Hilton Head Island

Beltane        Waning  Flower Moon

The Silver Meteor delivered me to Savannah, Georgia at 6:30 a.m. this morning.  The train station was not, as I had imagined, in downtown Savannah but well out of town, about 20 miles from the airport where I had to pick up my rental car.

Lester, the sleeping car attendant, woke me at 6:15.  I wake up slowly so I had not yet begun to take in the whole world and there I was in the humid Savannah morning.  Kudzu vines enveloped trees, creating a tree-shaped outline made of the vine.  Spanish moss hangs from trees and there are low places and swamps dotted throughout.

The drive to Hilton Head takes about an hour and I surprised myself by driving straight to the Westin.  A navigational highlight of the day followed by many wrong turns later on this oddly organized island.

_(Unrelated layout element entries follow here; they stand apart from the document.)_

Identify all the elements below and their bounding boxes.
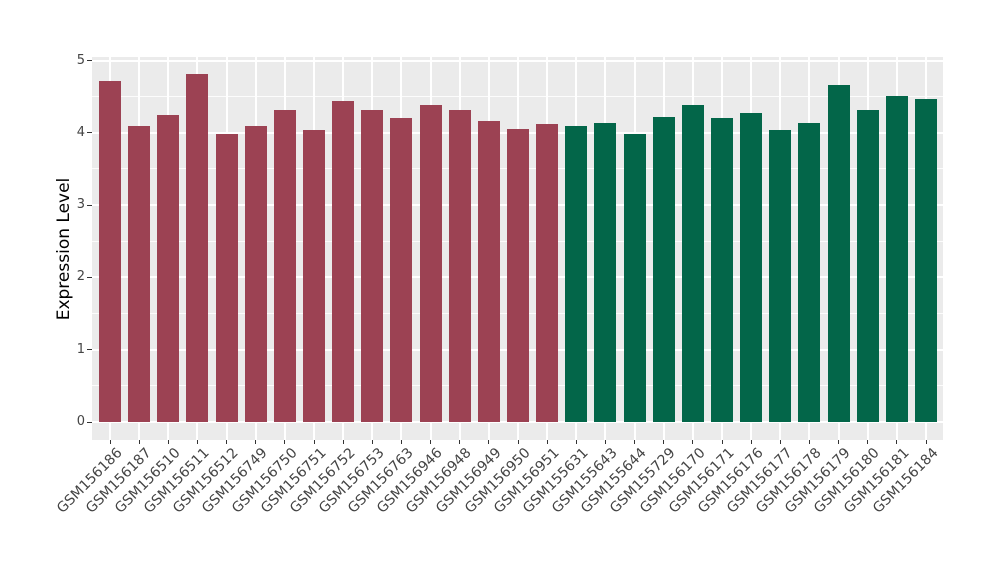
x-tick-mark-GSM156181 <box>896 440 898 444</box>
x-tick-mark-GSM156170 <box>692 440 694 444</box>
y-tick-mark-1 <box>87 349 92 351</box>
bar-GSM156946 <box>419 105 442 422</box>
bar-GSM156951 <box>536 124 559 422</box>
bar-GSM156176 <box>740 113 763 422</box>
bar-GSM156511 <box>186 74 209 422</box>
x-tick-mark-GSM156750 <box>284 440 286 444</box>
x-tick-mark-GSM156948 <box>459 440 461 444</box>
y-tick-label-0: 0 <box>76 414 85 429</box>
bar-GSM156510 <box>157 114 180 422</box>
bar-GSM156750 <box>273 110 296 422</box>
y-tick-label-2: 2 <box>76 269 85 285</box>
x-tick-mark-GSM156179 <box>838 440 840 444</box>
x-tick-mark-GSM156949 <box>488 440 490 444</box>
bar-GSM156180 <box>856 109 879 422</box>
x-tick-mark-GSM156950 <box>517 440 519 444</box>
x-tick-mark-GSM156178 <box>808 440 810 444</box>
x-tick-mark-GSM156184 <box>925 440 927 444</box>
bar-GSM156753 <box>361 109 384 422</box>
x-tick-mark-GSM155644 <box>634 440 636 444</box>
x-tick-mark-GSM156177 <box>779 440 781 444</box>
bar-GSM156177 <box>769 129 792 422</box>
bar-GSM156749 <box>244 125 267 422</box>
bar-GSM156763 <box>390 118 413 422</box>
y-tick-label-5: 5 <box>76 52 85 68</box>
y-tick-mark-5 <box>87 60 92 61</box>
bar-GSM156170 <box>681 105 704 422</box>
y-tick-label-3: 3 <box>76 197 85 213</box>
x-tick-mark-GSM156752 <box>342 440 344 444</box>
x-tick-mark-GSM156511 <box>196 440 198 444</box>
y-axis-title: Expression Level <box>54 177 74 321</box>
y-tick-label-1: 1 <box>76 341 85 357</box>
x-tick-mark-GSM156753 <box>371 440 373 444</box>
plot-panel <box>92 57 943 440</box>
x-tick-mark-GSM156171 <box>721 440 723 444</box>
bar-GSM156184 <box>915 98 937 422</box>
x-tick-mark-GSM156749 <box>255 440 257 444</box>
bar-GSM156949 <box>477 120 500 422</box>
x-tick-mark-GSM155729 <box>663 440 665 444</box>
x-tick-mark-GSM156946 <box>430 440 432 444</box>
y-tick-label-4: 4 <box>76 124 85 140</box>
bar-GSM156948 <box>448 109 471 422</box>
x-tick-mark-GSM156512 <box>226 440 228 444</box>
x-tick-mark-GSM156763 <box>400 440 402 444</box>
bar-GSM156187 <box>128 125 151 422</box>
bar-GSM155644 <box>623 134 646 422</box>
x-tick-mark-GSM155631 <box>575 440 577 444</box>
bar-GSM156512 <box>215 133 238 422</box>
bar-GSM156751 <box>303 129 325 422</box>
bar-GSM155631 <box>565 126 588 422</box>
bar-GSM156179 <box>827 85 850 422</box>
x-tick-mark-GSM156951 <box>546 440 548 444</box>
bar-GSM156178 <box>798 122 821 422</box>
y-tick-mark-0 <box>87 421 92 423</box>
x-tick-mark-GSM156186 <box>109 440 111 444</box>
bar-GSM156171 <box>711 117 733 422</box>
x-tick-mark-GSM156176 <box>750 440 752 444</box>
bar-GSM156752 <box>332 100 355 422</box>
bar-GSM156950 <box>507 129 529 422</box>
bar-GSM156181 <box>885 95 908 422</box>
y-tick-mark-3 <box>87 204 92 206</box>
x-tick-mark-GSM156180 <box>867 440 869 444</box>
bar-GSM156186 <box>99 80 121 422</box>
x-tick-mark-GSM156751 <box>313 440 315 444</box>
x-tick-mark-GSM156510 <box>167 440 169 444</box>
bar-GSM155643 <box>594 122 617 422</box>
x-tick-mark-GSM155643 <box>604 440 606 444</box>
y-tick-mark-2 <box>87 276 92 278</box>
x-tick-mark-GSM156187 <box>138 440 140 444</box>
y-tick-mark-4 <box>87 132 92 134</box>
bar-GSM155729 <box>652 116 675 422</box>
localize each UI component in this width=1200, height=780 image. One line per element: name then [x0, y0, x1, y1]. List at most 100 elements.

Instead of municipal governments the Island has plantations.  The Westin, for example, is in Port Royal Plantation on the heel of the Island.  When Kate and I took off for lunch at Crazy Crab, we had to go to Sea Pine Plantation on the other end of the ocean side of Hilton Head.  Sea Pines has a gate and charged us $5! to get in.  That explained the Crazy part.

After proving several times that finding the Westin was a fluke, we made it back where I took a long nap and Kate went to get educated.

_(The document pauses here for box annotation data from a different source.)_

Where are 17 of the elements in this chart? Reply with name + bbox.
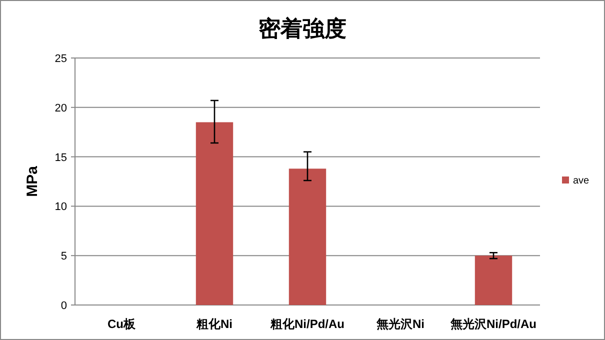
x-tick-label: 無光沢Ni/Pd/Au: [450, 317, 536, 331]
bar: [288, 168, 326, 305]
bar: [474, 256, 512, 305]
bar: [196, 122, 234, 305]
x-tick-label: 粗化Ni: [196, 317, 232, 331]
y-tick-label: 5: [60, 250, 67, 263]
y-tick-label: 15: [54, 152, 67, 164]
x-tick-label: Cu板: [108, 317, 136, 331]
y-tick-label: 20: [54, 102, 67, 114]
legend-label: ave: [573, 176, 590, 186]
x-tick-label: 無光沢Ni: [376, 317, 424, 331]
y-tick-label: 10: [54, 201, 67, 214]
x-tick-label: 粗化Ni/Pd/Au: [270, 317, 344, 331]
y-tick-label: 25: [54, 53, 67, 65]
chart-title: 密着強度: [258, 16, 346, 41]
y-tick-label: 0: [60, 300, 67, 312]
y-axis-title: MPa: [24, 165, 41, 197]
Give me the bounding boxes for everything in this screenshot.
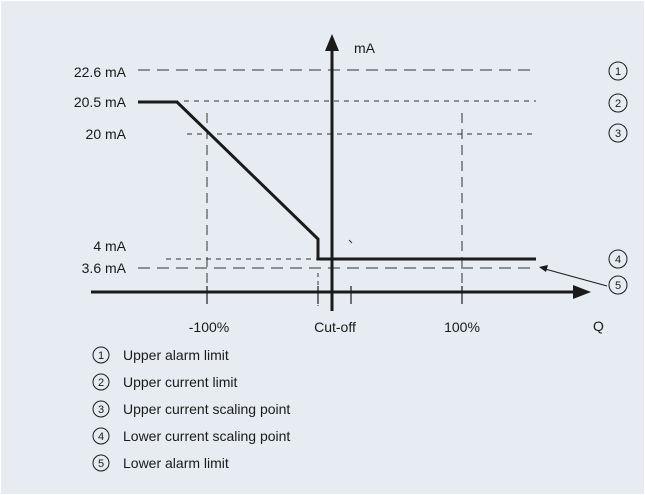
marker-3-circle — [608, 123, 628, 143]
legend: 1 Upper alarm limit 2 Upper current limi… — [92, 346, 290, 472]
x-axis-arrowhead — [573, 285, 591, 299]
y-level-label-20: 20 mA — [86, 126, 127, 142]
legend-item-4-number: 4 — [98, 431, 104, 443]
y-axis-label: mA — [354, 40, 376, 56]
marker-5-circle — [608, 275, 628, 295]
legend-item-5-text: Lower alarm limit — [123, 455, 229, 471]
legend-item-2: 2 Upper current limit — [92, 373, 237, 391]
marker-2: 2 — [608, 93, 628, 113]
legend-item-4-circle — [92, 427, 110, 445]
marker-5: 5 — [608, 275, 628, 295]
legend-item-5: 5 Lower alarm limit — [92, 454, 229, 472]
marker-3: 3 — [608, 123, 628, 143]
y-level-label-4: 4 mA — [93, 238, 126, 254]
marker-4: 4 — [608, 249, 628, 269]
marker-2-circle — [608, 93, 628, 113]
y-axis-arrowhead — [325, 34, 339, 51]
marker-1-number: 1 — [615, 66, 621, 78]
marker-1-circle — [608, 61, 628, 81]
legend-item-3-number: 3 — [98, 404, 104, 416]
legend-item-3-text: Upper current scaling point — [123, 401, 290, 417]
marker-5-number: 5 — [615, 280, 621, 292]
marker-1: 1 — [608, 61, 628, 81]
marker-4-number: 4 — [615, 254, 621, 266]
legend-item-3: 3 Upper current scaling point — [92, 400, 290, 418]
x-axis-label: Q — [593, 318, 604, 334]
stray-mark — [348, 239, 353, 244]
x-tick-label-cut-off: Cut-off — [314, 319, 356, 335]
legend-item-4: 4 Lower current scaling point — [92, 427, 290, 445]
legend-item-1: 1 Upper alarm limit — [92, 346, 229, 364]
legend-item-5-number: 5 — [98, 458, 104, 470]
x-tick-label-plus-100: 100% — [444, 319, 480, 335]
marker-3-number: 3 — [615, 128, 621, 140]
legend-item-2-text: Upper current limit — [123, 374, 237, 390]
legend-item-2-number: 2 — [98, 377, 104, 389]
marker-4-circle — [608, 249, 628, 269]
y-level-label-20-5: 20.5 mA — [74, 94, 127, 110]
legend-item-5-circle — [92, 454, 110, 472]
x-tick-label-minus-100: -100% — [189, 319, 229, 335]
marker-2-number: 2 — [615, 98, 621, 110]
characteristic-curve — [138, 100, 536, 261]
y-level-label-3-6: 3.6 mA — [82, 260, 127, 276]
legend-item-4-text: Lower current scaling point — [123, 428, 290, 444]
legend-item-1-circle — [92, 346, 110, 364]
legend-item-1-text: Upper alarm limit — [123, 347, 229, 363]
legend-item-1-number: 1 — [98, 350, 104, 362]
legend-item-3-circle — [92, 400, 110, 418]
lower-alarm-pointer-arrowhead — [539, 265, 548, 272]
lower-alarm-pointer-line — [544, 268, 608, 287]
y-level-label-22-6: 22.6 mA — [74, 64, 127, 80]
legend-item-2-circle — [92, 373, 110, 391]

The  Atlantic,at least today, is gray and has a forbidding aura, quite different from the placid Pacific I know better from Hawai’i.

Kate and I walked the beach and while.  We came upon a beached jelly fish.  It felt like jelly when I poked it with my finger.  The lifeguard said they were cannonball jellies or jelly balls.  They don’t sting.

I learned about sea oats and the protective nature of the dunes on which they grow.  The dunes are not play areas and their vegetation has legal protection since they hold they dunes together and the dunes buffer the insistent work of the waves.

The Westin serves a grits and gravy dish with flash seared shrimp that made me happy.  Low country cooking is tasty.

This whole area, the low country, gets its name from the era of the plantations.  Early on white settlers discovered malaria made growing the indigo and rice crops impossible them.  Thanks to the sickle cell trait, however, many Africans have total or some immunity.

Hurray!  During the growing season white plantation owners would retreat to the highlands of South Carolina and leave the plantation in the care of their slaves.  The slaves worked the land, brought in the crop and got crummy accommodations, no wages and oppression as thanks.

It is more than a little peculiar that this Island organizes itself around the notion of plantations.  I find it distasteful.

Over and out from the Atlantic Coast.


One Response to Hilton Head Island

  1. Avatar Tommy G
    Tommy G says:

    If you find it so distasteful, don’t come back. We won’t miss having you here.